Como princípio é saudável o debate sobre temas de relevância como a gestão do saneamento básico no Brasil. Certamente, despertarão críticas e opiniões divergentes quanto a forma mais assertiva, adequada e viável à época atual. Como importante será ouvir um pouco antes de falar.

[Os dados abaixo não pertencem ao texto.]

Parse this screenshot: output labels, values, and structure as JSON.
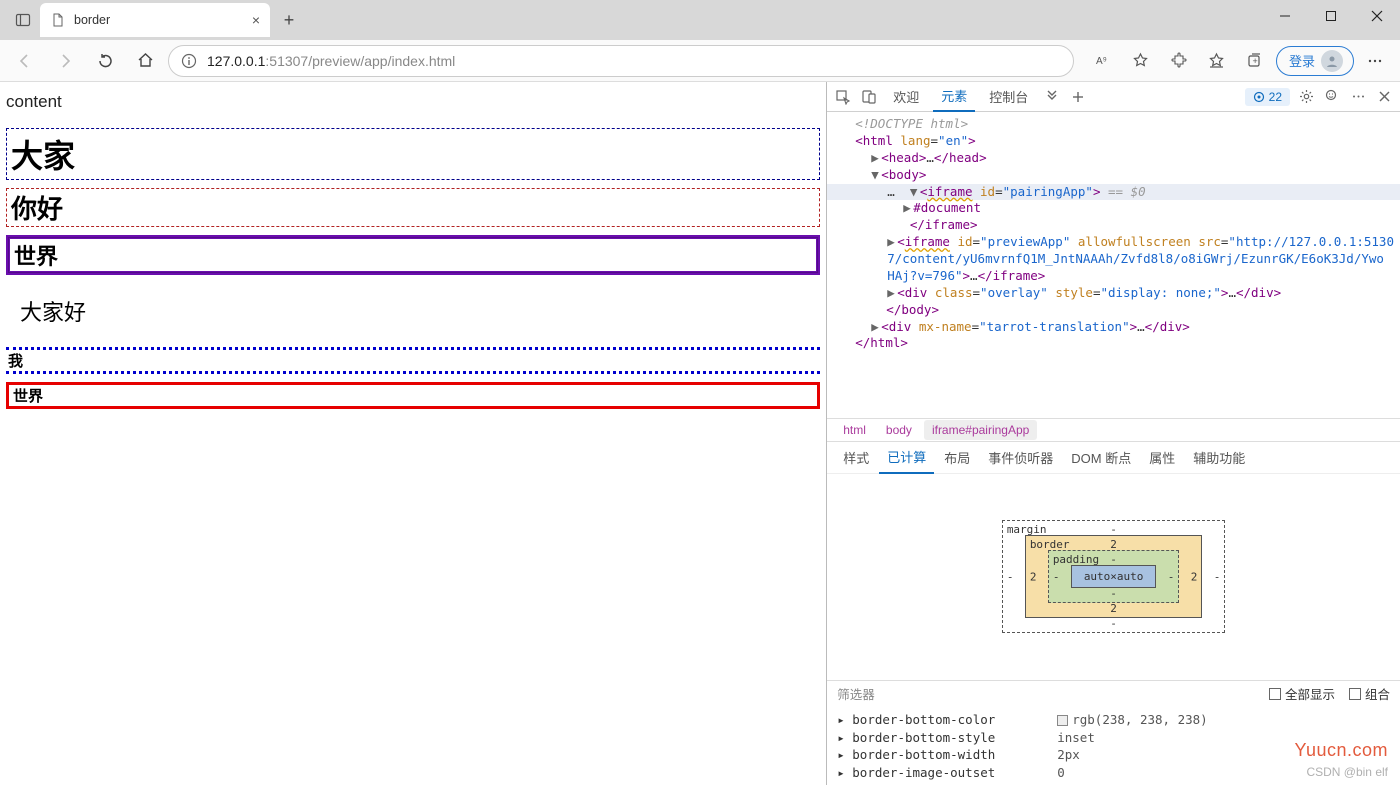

Começo contextualizando um pouco a história da origem das companhias estaduais saneamento básico.  No início dos anos 70 o então Banco Nacional de Habitação (BNH) instituiu o Plano Nacional de Saneamento (PLANASA), tendo como Órgão Gestor o Sistema Nacional de Saneamento (SNS), como Agente Financiador o Fundo Nacional de Saneamento (FNS) e como Agente Promotor Companhias Estaduais de Saneamento Básico (CESB), então criadas. Note-se que havia as funções precípuas do Estado: política, planejamento, regulação e supervisão que eram exercidas pelo SNS e as de financiamento a cargo do FNS. Como era precária a organização institucional para o saneamento na maioria dos estados brasileiros, o PLANASA criou as CESB, modelo único, admitindo como aplicável e desejável, para todos os estados brasileiros.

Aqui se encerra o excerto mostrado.